Officers are known as ‘griffins’ because a griffin icon forms part of their logo.
The CNC was established in 2005, replacing the Atomic Energy Authority Constabulary which had been established in 1955.
It is run by the Civil Nuclear Police Authority (CNPA) and is a branch of the Department for Business, Energy and Industrial Strategy with a board which consists of representatives from the nukiller industry.
One member of the Ministry of Defence police who has been on secondment to the CNC described it as extremely well resourced.
It has over 1,100 armed police whose job is to guard Britain’s atomic reactors.
A £39m firearms training centre is currently being built next to the Sellafield nukiller waste plant in Cumbria.
In addition to this, there is the CNC Strategic Escort Group. This is a specialist team who provide armed protection for high security nuclear cargo during transportation in the UK and internationally.
Officers are armed with high powered guns and tasers. They patrol around nuclear plants with their jurisdiction stretching three miles beyond the military fences around nuclear installations. Visitors to Cumbria are usually unaware that the CNC have power to stop and search people innocently walking in the countryside within three miles of Sellafield. A German reporter covering the Copeland by-election was recently stopped on a public footpath by two armed CNC officers and asked for his name and what he was doing. When he asked why the CNC needed to know, the officers replied “because of the world situation”.
Through the CNC, the CNPA is authorised to carry out covert intelligence operations against anti-nuclear protesters.
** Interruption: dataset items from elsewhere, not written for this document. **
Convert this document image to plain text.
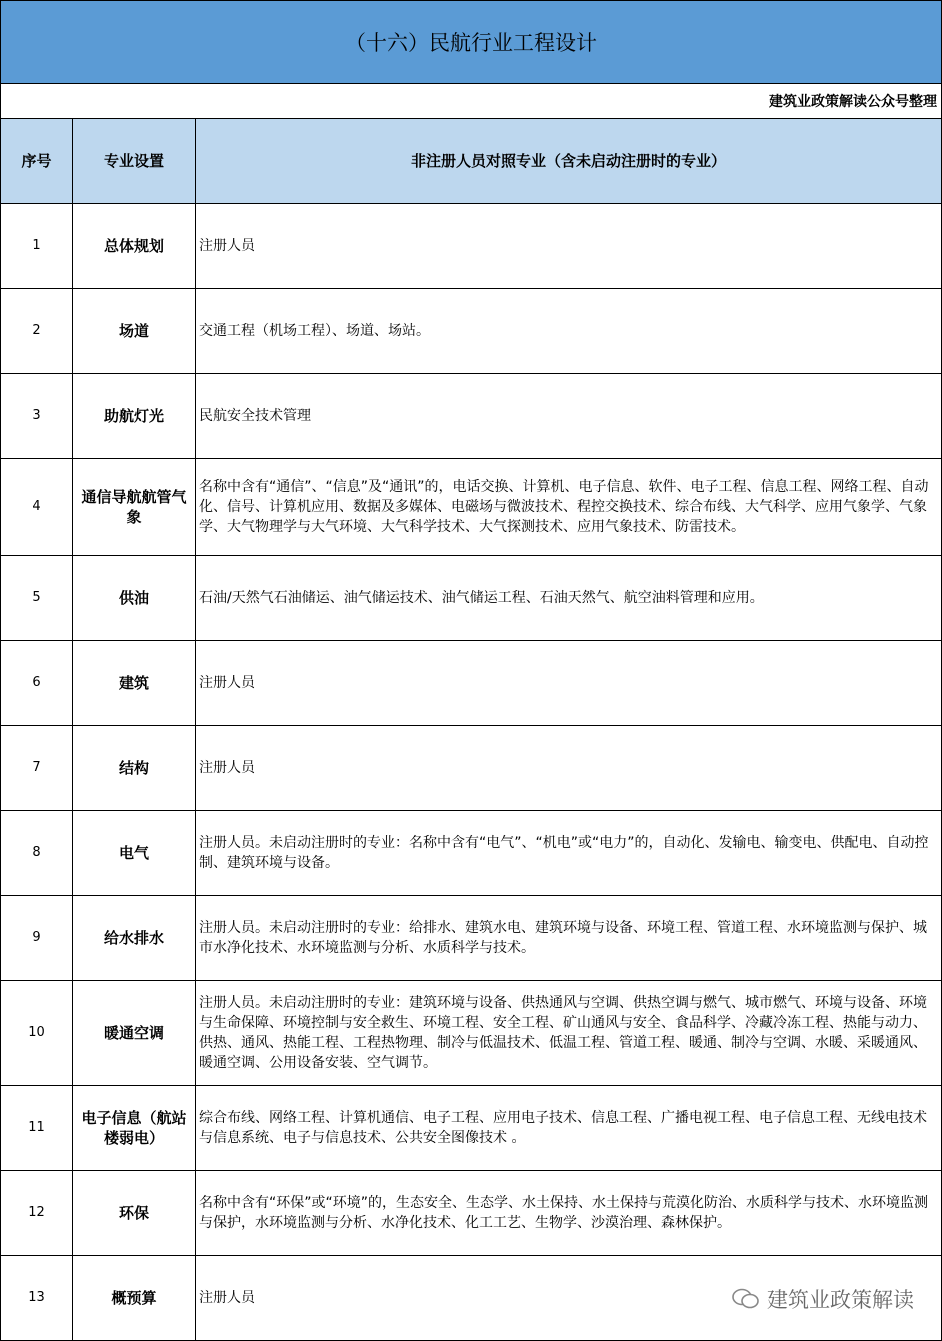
（十六）民航行业工程设计
建筑业政策解读公众号整理
序号	专业设置	非注册人员对照专业（含未启动注册时的专业）
1	总体规划	注册人员
2	场道	交通工程（机场工程）、场道、场站。
3	助航灯光	民航安全技术管理
4	通信导航航管气象	名称中含有“通信”、“信息”及“通讯”的，电话交换、计算机、电子信息、软件、电子工程、信息工程、网络工程、自动化、信号、计算机应用、数据及多媒体、电磁场与微波技术、程控交换技术、综合布线、大气科学、应用气象学、气象学、大气物理学与大气环境、大气科学技术、大气探测技术、应用气象技术、防雷技术。
5	供油	石油/天然气石油储运、油气储运技术、油气储运工程、石油天然气、航空油料管理和应用。
6	建筑	注册人员
7	结构	注册人员
8	电气	注册人员。未启动注册时的专业：名称中含有“电气”、“机电”或“电力”的，自动化、发输电、输变电、供配电、自动控制、建筑环境与设备。
9	给水排水	注册人员。未启动注册时的专业：给排水、建筑水电、建筑环境与设备、环境工程、管道工程、水环境监测与保护、城市水净化技术、水环境监测与分析、水质科学与技术。
10	暖通空调	注册人员。未启动注册时的专业：建筑环境与设备、供热通风与空调、供热空调与燃气、城市燃气、环境与设备、环境与生命保障、环境控制与安全救生、环境工程、安全工程、矿山通风与安全、食品科学、冷藏冷冻工程、热能与动力、供热、通风、热能工程、工程热物理、制冷与低温技术、低温工程、管道工程、暖通、制冷与空调、水暖、采暖通风、暖通空调、公用设备安装、空气调节。
11	电子信息（航站楼弱电）	综合布线、网络工程、计算机通信、电子工程、应用电子技术、信息工程、广播电视工程、电子信息工程、无线电技术与信息系统、电子与信息技术、公共安全图像技术 。
12	环保	名称中含有“环保”或“环境”的，生态安全、生态学、水土保持、水土保持与荒漠化防治、水质科学与技术、水环境监测与保护，水环境监测与分析、水净化技术、化工工艺、生物学、沙漠治理、森林保护。
13	概预算	注册人员	建筑业政策解读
In July 2009, Judge Christopher Rose said that the CNC’s “approach to covert activity is conspicuously professional”. He found that the system for storing the intelligence gained from informers was “working well” and that “senior officers regard covert surveillance as a long-term requirement”.
All of this is alarming enough in itself but questions have also been raised as to whether the CNC can be properly considered to be a police organisation given anomalies regarding accountability and governance.
The nuclear industry was reported as having paid £57m in 2009 alone to finance the CNC. Around one third of this was paid by the private consortium managing the Sellafield nuclear site.
The body that regulates the CNC is also funded by the nuclear industry. So, this is an armed police force that is accountable not to the law of the land but to an industry desperate to build new nuclear reactors in the UK. New nuclear installations will mean more CNC and the further militarisation of what are largely rural areas.